Con essa la struttura è anche o soprattutto un uomo che ti attacca perché ha il permesso di farlo; intersezionalità, materiale quanto le questioni di classe; la teoria degli affetti, eminentemente politica; e la lotta per il riconoscimento degli oggetti che lasciamo in eredità a noi stessi quando siamo in lutto.

Note

[1] Iris Marion Young, “Lancia come una ragazza”. Una fenomenologia della motilità, spazialità e comportamento corporeo femminile”, Simposiovol.21, n°2, autunno 2017

[2] Sara Ahmed, Fenomenologia queer: orientamenti, oggetti e altro, Montreal e Parigi: Éditions de la rue Dorion e Éditions Le Manuscrit, 2022 [2006].
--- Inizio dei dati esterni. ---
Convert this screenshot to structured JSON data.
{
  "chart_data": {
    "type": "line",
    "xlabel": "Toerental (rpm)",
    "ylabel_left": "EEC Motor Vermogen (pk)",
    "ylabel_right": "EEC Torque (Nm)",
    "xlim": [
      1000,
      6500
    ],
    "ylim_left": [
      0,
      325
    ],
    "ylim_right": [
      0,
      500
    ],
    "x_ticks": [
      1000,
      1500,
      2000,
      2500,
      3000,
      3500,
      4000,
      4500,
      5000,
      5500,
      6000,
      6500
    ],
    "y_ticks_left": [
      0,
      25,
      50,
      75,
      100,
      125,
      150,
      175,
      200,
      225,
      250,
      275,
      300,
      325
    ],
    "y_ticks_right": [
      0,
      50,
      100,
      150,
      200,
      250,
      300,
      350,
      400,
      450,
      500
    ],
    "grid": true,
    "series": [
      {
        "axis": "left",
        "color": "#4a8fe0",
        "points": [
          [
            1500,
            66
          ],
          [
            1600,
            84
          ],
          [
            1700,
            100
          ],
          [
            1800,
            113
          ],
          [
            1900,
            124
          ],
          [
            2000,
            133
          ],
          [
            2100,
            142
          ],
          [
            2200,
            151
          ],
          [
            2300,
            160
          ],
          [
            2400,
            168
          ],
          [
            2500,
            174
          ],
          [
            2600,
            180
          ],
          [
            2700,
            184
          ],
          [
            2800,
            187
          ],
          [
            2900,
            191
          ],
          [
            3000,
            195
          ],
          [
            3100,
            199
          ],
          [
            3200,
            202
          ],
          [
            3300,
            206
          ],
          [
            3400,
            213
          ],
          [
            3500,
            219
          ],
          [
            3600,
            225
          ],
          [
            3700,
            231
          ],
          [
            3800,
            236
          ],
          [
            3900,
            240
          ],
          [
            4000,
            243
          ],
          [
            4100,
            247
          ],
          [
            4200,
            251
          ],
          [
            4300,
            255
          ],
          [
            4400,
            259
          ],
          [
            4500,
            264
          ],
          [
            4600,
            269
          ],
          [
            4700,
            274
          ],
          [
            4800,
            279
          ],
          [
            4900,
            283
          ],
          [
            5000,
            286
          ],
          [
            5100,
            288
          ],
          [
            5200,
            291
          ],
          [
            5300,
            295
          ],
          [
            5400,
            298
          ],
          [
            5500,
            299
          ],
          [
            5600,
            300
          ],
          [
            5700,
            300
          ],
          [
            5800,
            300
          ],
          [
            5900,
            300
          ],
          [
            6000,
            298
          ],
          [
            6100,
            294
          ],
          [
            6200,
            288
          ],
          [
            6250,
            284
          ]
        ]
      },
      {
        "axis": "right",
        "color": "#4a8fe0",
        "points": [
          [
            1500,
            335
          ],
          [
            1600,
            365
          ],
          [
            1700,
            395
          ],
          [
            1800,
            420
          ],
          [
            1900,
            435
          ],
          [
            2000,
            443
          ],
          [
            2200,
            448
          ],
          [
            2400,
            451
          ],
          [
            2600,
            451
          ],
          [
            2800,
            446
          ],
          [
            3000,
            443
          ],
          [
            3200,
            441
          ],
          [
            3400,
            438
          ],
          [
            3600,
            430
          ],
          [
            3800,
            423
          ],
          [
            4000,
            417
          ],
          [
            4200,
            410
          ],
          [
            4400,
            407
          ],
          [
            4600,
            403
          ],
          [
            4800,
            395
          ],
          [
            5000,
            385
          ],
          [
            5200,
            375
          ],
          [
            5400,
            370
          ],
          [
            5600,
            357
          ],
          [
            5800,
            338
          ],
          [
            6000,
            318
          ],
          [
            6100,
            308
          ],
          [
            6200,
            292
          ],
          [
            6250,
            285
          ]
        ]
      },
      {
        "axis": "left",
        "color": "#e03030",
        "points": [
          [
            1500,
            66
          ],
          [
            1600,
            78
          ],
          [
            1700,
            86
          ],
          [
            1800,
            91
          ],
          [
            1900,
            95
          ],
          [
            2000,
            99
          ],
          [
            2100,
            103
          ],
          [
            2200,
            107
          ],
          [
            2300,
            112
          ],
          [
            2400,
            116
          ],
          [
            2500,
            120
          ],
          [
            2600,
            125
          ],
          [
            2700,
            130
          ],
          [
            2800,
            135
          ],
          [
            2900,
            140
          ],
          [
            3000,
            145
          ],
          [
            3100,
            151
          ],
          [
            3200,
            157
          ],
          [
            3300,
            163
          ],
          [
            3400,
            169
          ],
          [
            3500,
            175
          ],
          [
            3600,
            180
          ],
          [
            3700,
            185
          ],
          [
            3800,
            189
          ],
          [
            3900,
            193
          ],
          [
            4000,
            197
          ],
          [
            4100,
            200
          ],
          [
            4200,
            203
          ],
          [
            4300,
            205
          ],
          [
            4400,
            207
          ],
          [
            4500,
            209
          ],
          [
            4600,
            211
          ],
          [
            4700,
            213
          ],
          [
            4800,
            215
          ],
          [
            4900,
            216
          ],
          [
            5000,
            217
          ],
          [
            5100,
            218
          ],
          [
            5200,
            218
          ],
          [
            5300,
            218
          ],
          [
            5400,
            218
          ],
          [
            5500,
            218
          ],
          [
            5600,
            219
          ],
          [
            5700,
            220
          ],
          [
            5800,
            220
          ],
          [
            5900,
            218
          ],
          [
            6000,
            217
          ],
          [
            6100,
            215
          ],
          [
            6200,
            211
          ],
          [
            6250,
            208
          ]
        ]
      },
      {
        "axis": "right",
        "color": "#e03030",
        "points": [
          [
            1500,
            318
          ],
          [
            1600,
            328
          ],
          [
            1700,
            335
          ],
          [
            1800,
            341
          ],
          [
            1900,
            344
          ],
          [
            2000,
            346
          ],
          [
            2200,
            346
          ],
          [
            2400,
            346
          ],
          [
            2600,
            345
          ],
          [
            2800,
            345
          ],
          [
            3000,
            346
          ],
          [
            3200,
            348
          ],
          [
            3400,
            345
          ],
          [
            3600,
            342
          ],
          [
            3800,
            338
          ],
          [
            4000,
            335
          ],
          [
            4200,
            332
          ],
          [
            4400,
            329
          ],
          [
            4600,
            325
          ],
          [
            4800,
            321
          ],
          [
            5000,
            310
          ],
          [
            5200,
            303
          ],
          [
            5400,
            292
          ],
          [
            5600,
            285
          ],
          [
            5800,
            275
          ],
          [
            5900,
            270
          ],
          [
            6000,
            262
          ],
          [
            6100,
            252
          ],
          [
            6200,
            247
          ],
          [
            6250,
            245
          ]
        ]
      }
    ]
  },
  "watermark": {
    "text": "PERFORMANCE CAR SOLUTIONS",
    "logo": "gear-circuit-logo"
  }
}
[3] Sara Ahmed, La promessa di felicità, Durham, Duke University Press, 2010.

[4] Alice Miller, E' per il tuo bene. Radici della violenza nell’educazione dei bambini, trad. Jeanne Étoré-Lortholary (Aubier, 1984) di Am Anfang war Erziehung (1980), Flammarion, «Champs», 2015.

[5] Eve Kosofsky Sedgwick, «Queer Performativity: l'arte del romanzo di Henry James», GLQ, vol.1, n.1, 1993.

[6] Gloria Anzaldúa, “La Prieta”, in In questo ponte mi ha chiamato le spalle: scritti di donne radicali di colore; Cherríe Moraga et Gloria Anzaldúa (dir.), Watertown (Mass.): Persephone, 1983.